French political figure (born 1943)

Bertrand Renouvin (/fr/; born 15 June 1943 in Paris) is a French political figure, who is the founder and president of the French political movement Nouvelle Action Royaliste.

== Family ==

Renouvin's father, Jacques Renouvin, was a hero of the French Resistance of World War II. His father was captured and deported to Mauthausen concentration camp, where he died in 1944.

== Royalism ==

The group aims at restoring monarchism in France. On the other hand, Renouvin's political positions have been close to the (centre-)left of the political spectrum, hence his support for François Mitterrand.

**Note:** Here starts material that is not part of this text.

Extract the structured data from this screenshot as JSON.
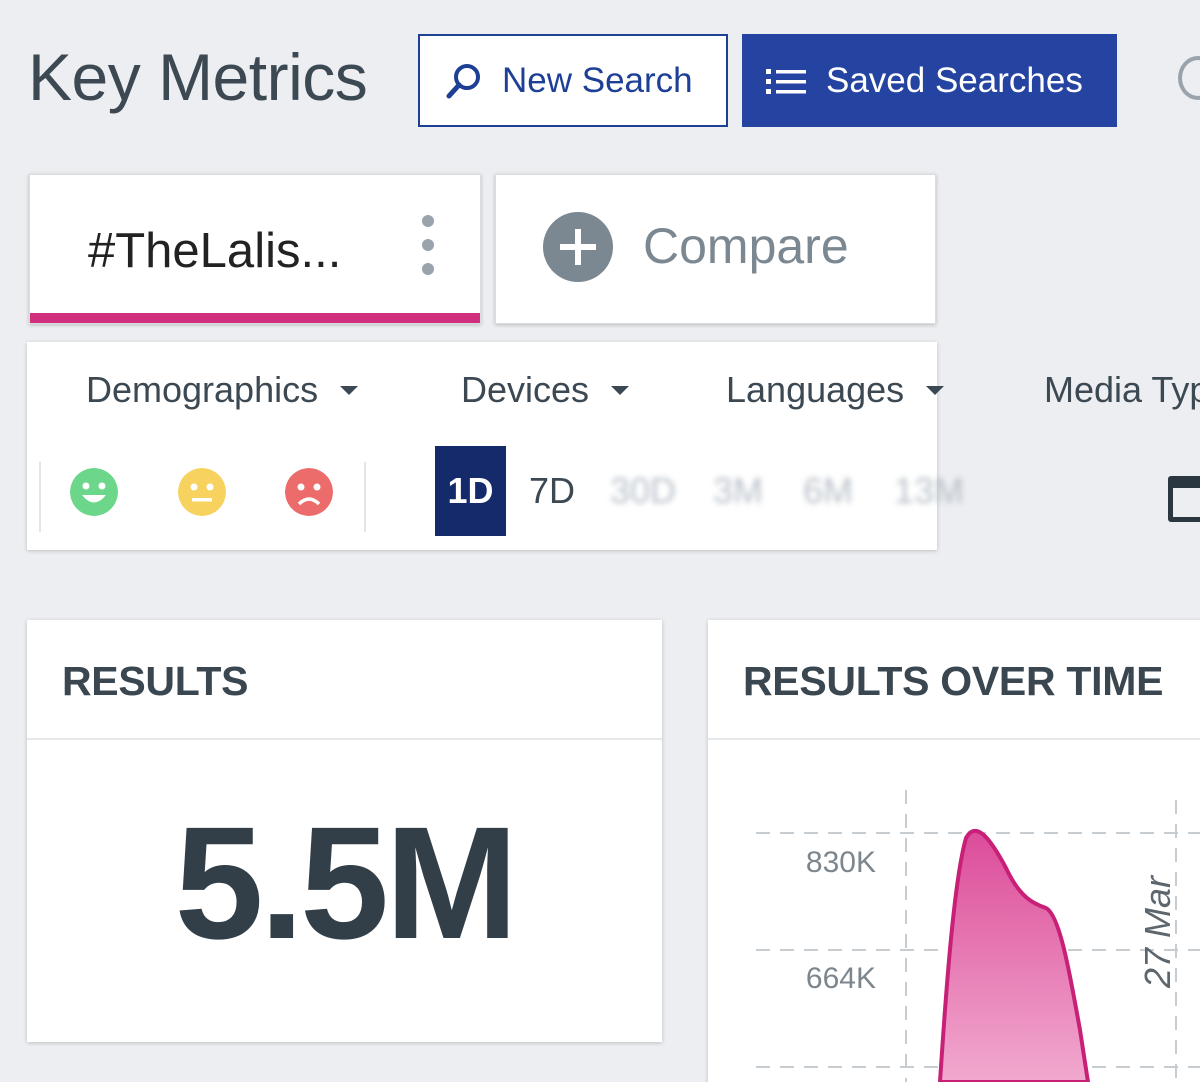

Renouvin regularly publishes editorials in "Royalist", the semi-monthly of his movement, in which he professes anti-liberal doctrines. Very close to the Count of Paris, Renouvin is close to king Simeon II of Bulgaria and his souverainism is the result of more than thirty years of public life, at the economic and social council and the leadership of his neo-royalist movement.

=== Elections ===

Bertrand Renouvin was a candidate in the presidential election in 1974, obtaining 0.14% of votes in the first round.

In the presidential elections 1981 and 1988, he supported François Mitterrand, candidate of French Socialist Party.

At the time of the last presidential elections (2002), Renouvin chose to support the candidature of Jean-Pierre Chevènement, only souverainist able in Renouvin's view to gather the good will of both left and right for the purpose of regaining France her position in the world. Thus, Renouvin was also member of Pôle Républicain, a committee of different politicians across the spectrum that supported Chevènement's candidature.

=== Bibliography ===

- Pourquoi combattre ?, directed by Pierre-Yves Rougeyron, Éditions Perspectives Libres, Paris, Janvier 2019.